# Developing 120 film



## nealjpage (Oct 16, 2005)

So I just shot my first 8 frames of 120 film.  As long as my old Kodak performed the way it should have, I should have some nice shots.  My question is about processing the film.  I noticed a paper backing of some sort at the beginning of the roll.  Will this need to be removed before developing?  How do I remove the exposed roll from the camera without ruining it?  There's no rewinder on this particular camera.  One more:  the numbers I saw through the window on the back--are those printed on the film itself or is there a paper back on the film that needs to be removed, too?  Sorry for all the questions and thanks in advance.


----------



## Hertz van Rental (Oct 17, 2005)

You don't rewind 120. You roll it right through the camera and the paper backing continues beyond the film and wraps it up light tight.
Then open the camera and carefully take out the roll - you will see a small white strip in the middle. This is gummed. Lick it and stick it down, wrapping it around the roll to keep it tight (Agfa film has a nice mint flavoured one).
In the darkroom remove the seal strip and carefully unwind the roll. You will find the film to be seperate.
Load it on to your spiral until you come to the leading edge which is taped to the paper backing.

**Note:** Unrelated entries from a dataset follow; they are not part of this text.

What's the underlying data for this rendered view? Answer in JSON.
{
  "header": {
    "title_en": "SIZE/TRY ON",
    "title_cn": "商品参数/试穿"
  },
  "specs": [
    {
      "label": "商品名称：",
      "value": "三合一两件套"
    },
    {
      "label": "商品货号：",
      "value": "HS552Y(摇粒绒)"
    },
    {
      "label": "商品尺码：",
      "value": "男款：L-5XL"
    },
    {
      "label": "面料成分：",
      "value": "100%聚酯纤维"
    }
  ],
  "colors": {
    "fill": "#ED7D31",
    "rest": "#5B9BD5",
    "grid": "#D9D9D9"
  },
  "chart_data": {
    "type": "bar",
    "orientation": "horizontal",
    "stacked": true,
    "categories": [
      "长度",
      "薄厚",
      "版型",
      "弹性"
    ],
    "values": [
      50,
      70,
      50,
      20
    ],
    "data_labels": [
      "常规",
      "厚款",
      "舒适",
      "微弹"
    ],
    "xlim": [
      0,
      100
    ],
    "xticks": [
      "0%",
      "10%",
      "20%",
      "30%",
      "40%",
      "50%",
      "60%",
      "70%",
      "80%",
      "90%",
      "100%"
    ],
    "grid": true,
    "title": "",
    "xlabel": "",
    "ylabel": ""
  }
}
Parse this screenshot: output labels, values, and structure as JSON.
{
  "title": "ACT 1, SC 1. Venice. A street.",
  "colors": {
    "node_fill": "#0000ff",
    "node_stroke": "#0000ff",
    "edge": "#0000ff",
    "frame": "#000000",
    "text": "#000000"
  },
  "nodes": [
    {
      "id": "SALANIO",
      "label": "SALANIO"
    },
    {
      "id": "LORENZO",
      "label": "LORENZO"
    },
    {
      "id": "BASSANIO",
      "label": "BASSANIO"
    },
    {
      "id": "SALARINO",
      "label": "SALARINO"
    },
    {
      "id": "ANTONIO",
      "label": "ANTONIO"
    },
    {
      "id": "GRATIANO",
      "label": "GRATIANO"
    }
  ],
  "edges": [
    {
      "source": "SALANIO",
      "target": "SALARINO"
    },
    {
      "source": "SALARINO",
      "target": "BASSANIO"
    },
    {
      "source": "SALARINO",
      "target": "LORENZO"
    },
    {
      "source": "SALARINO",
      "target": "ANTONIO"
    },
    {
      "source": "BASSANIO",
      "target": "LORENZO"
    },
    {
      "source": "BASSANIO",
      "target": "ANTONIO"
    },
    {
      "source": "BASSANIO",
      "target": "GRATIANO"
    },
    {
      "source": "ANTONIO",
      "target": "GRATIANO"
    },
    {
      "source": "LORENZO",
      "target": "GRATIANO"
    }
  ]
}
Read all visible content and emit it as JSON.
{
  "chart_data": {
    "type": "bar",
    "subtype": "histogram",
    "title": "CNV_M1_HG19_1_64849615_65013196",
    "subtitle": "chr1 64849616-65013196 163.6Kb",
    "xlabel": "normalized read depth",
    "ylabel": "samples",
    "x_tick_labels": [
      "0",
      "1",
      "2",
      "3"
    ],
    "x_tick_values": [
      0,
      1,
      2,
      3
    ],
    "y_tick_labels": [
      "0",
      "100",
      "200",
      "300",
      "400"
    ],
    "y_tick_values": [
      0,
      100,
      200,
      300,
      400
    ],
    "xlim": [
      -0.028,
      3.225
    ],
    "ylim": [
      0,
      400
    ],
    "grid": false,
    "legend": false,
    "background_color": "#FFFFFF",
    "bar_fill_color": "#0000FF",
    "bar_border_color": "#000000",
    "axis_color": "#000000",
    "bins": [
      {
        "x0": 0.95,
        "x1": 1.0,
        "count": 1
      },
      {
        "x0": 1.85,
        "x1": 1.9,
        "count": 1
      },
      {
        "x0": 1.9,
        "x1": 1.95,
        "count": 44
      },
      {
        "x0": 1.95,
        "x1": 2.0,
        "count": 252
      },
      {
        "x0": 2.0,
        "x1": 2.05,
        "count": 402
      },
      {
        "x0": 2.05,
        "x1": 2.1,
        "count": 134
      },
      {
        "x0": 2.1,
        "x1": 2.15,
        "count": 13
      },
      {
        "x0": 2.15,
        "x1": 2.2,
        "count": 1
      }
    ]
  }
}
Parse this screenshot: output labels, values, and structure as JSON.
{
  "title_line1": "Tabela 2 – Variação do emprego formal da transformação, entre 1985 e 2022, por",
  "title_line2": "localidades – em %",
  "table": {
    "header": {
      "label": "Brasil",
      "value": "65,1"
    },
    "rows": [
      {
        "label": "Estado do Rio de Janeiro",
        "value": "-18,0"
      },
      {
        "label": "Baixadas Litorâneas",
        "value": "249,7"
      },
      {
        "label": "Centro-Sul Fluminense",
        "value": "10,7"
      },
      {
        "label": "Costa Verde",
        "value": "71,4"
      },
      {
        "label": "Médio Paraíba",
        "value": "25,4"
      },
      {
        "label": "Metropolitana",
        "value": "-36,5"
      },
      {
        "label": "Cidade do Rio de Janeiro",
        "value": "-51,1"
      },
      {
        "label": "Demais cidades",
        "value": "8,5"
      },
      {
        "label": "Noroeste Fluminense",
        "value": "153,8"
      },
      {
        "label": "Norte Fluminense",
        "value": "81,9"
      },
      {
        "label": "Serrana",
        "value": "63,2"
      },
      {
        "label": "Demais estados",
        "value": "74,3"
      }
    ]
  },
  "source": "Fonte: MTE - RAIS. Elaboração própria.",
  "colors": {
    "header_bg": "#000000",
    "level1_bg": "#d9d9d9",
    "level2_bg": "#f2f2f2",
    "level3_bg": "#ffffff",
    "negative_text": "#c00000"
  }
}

Carefully tear the paper off and throw away.
Does that help?


----------



## nealjpage (Oct 17, 2005)

Thanks, Hertz.  I'll give 'er a shot this week.


----------



## ksmattfish (Oct 17, 2005)

I was taught by my photo guru to always roll 120 film the other way before I put it on the reel, and remove the paper backing and spool at this time.  This makes it so that the leader (in the center of the roll when it's removed from the camera) is now on the outside, and is the first part of the roll to go onto the reel and get clipped.  Depending on the camera, or a possible loading error, the photos can run pretty close to the end of the roll, and if you clip the end instead of the beginning you are more likely to clip a photo.  

I didn't always used to do this, until once I clipped the last photo on the end of a roll , and it turned out to be the best photo taken on the trip, or it would have been without the clip screwing up the development.


----------